November 11, 1918 on the 11th hour on the 11th day the Great War came to an end. In four short years almost twenty million people died. World War I, as it became known, was not the bloodiest war in history but is noted for the number of deaths in such a sort time and the impact it had on the world after it ended. One of its major effects was, of course, the Second World War from 1939 to 1945. Canada was in the war from the very beginning as a part of the British Empire. As a result of this connection over 600,000 troops joined the Canadian Expeditionary Force and almost 60,000 made the ultimate sacrifice. A further 170,000 were injured. Many more unknown suffered from “shell shock”, now known as post traumatic stress disorder (PTSD).
One of the most famous members of the Canadian Expeditionary Force was John McCrae. Each year in my Remembrance Message I stress the story of the doctor from Guelph, Ontario who wrote one of the most famous poems in the English speaking world, In Flanders Fields. Unfortunately John McCrae did not survive the war, but his memory continues in his words but also in the poppy that so many Canadians wear each November.

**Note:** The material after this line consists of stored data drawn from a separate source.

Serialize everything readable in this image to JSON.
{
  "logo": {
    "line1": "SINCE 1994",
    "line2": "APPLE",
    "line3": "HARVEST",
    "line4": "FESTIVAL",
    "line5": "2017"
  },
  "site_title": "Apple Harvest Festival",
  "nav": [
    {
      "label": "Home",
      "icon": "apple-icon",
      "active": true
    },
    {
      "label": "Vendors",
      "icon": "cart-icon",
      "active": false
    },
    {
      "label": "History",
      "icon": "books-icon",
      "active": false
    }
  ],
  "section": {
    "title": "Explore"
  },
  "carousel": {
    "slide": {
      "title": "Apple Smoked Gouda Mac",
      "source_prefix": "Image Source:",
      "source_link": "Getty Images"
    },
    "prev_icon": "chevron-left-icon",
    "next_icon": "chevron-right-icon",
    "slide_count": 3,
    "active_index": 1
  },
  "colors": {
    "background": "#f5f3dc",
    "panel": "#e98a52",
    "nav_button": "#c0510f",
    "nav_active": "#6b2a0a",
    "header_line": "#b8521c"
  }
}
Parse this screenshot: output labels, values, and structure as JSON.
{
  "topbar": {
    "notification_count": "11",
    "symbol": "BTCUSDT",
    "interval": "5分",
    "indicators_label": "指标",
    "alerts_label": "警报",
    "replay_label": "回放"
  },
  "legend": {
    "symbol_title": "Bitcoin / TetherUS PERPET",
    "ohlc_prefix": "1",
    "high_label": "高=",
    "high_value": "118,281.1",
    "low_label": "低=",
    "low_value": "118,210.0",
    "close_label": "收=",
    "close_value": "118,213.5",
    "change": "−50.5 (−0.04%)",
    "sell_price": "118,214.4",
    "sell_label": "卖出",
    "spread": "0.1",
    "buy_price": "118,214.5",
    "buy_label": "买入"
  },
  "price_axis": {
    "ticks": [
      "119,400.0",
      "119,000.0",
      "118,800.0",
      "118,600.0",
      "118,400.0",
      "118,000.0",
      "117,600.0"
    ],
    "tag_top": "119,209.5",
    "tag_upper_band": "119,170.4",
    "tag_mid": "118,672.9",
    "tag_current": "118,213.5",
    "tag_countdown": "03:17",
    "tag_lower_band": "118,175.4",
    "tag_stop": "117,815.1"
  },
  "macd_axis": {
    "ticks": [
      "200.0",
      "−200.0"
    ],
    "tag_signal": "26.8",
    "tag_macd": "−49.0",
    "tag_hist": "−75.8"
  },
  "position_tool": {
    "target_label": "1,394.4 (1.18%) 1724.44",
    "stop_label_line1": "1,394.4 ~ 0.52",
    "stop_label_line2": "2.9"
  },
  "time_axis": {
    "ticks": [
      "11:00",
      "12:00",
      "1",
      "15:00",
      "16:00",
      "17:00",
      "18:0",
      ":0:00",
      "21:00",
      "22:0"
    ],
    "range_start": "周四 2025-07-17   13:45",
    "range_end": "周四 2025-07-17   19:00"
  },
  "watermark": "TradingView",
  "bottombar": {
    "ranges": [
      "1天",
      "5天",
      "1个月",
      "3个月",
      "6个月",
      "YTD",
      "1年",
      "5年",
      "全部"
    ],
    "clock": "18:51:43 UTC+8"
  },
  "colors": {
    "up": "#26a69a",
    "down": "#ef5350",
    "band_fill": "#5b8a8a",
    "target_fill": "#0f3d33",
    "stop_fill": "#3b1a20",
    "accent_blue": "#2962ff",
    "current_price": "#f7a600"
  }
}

Other Canadians, who were less famous than, John McCrae should also be remembered. Some served Canada faithfully despite the fact that they and their families were not treated well by Canada. Filip Konowal ?was a Ukrainian immigrant who won the Victoria Cross, the highest military honour in the British Empire, for his valour at the Battle for Hill 70. When he arrived in Canada he was officially identified as “Russian”. This probably saved him from internment. He considered himself Ukrainian and was of the Greek Catholic faith.
A second was Francis Pegahmagabow from, what is now called, the Shawanaga First Nation in Ontario. He was the most highly decorated soldier in Canadian military history and a very effective sniper. Being a sniper was a particularly dangerous job not only because he operated in enemy territory but because, if captured, protection for prisoners of war under the Geneva Convention was not applied.
Despite this, both men bravely fought for Canada and went on to be great citizens in their own right after 1918. Filip Konowal was patron of Branch #360 of The Royal Canadian Legion in Toronto, while Francis Pegahmagabow served as Chief of Wasauksing First Nation, was a Tribal Councillor, as well as Supreme Chief of the Native Independent Government.
The last Canadian World War I veteran, Gladys Powers, died at the age of 109 in her Abbotsford home in British Columbia. She would have received Veteran Allowances throughout her life, but was also helped by poppy sales. So when we buy our poppy, please give generously and wear it proudly. Finally when singing O Canada and come to the lines “We stand on guard for thee” remember those who have died in the service of Canada. Especially those who died in World War I.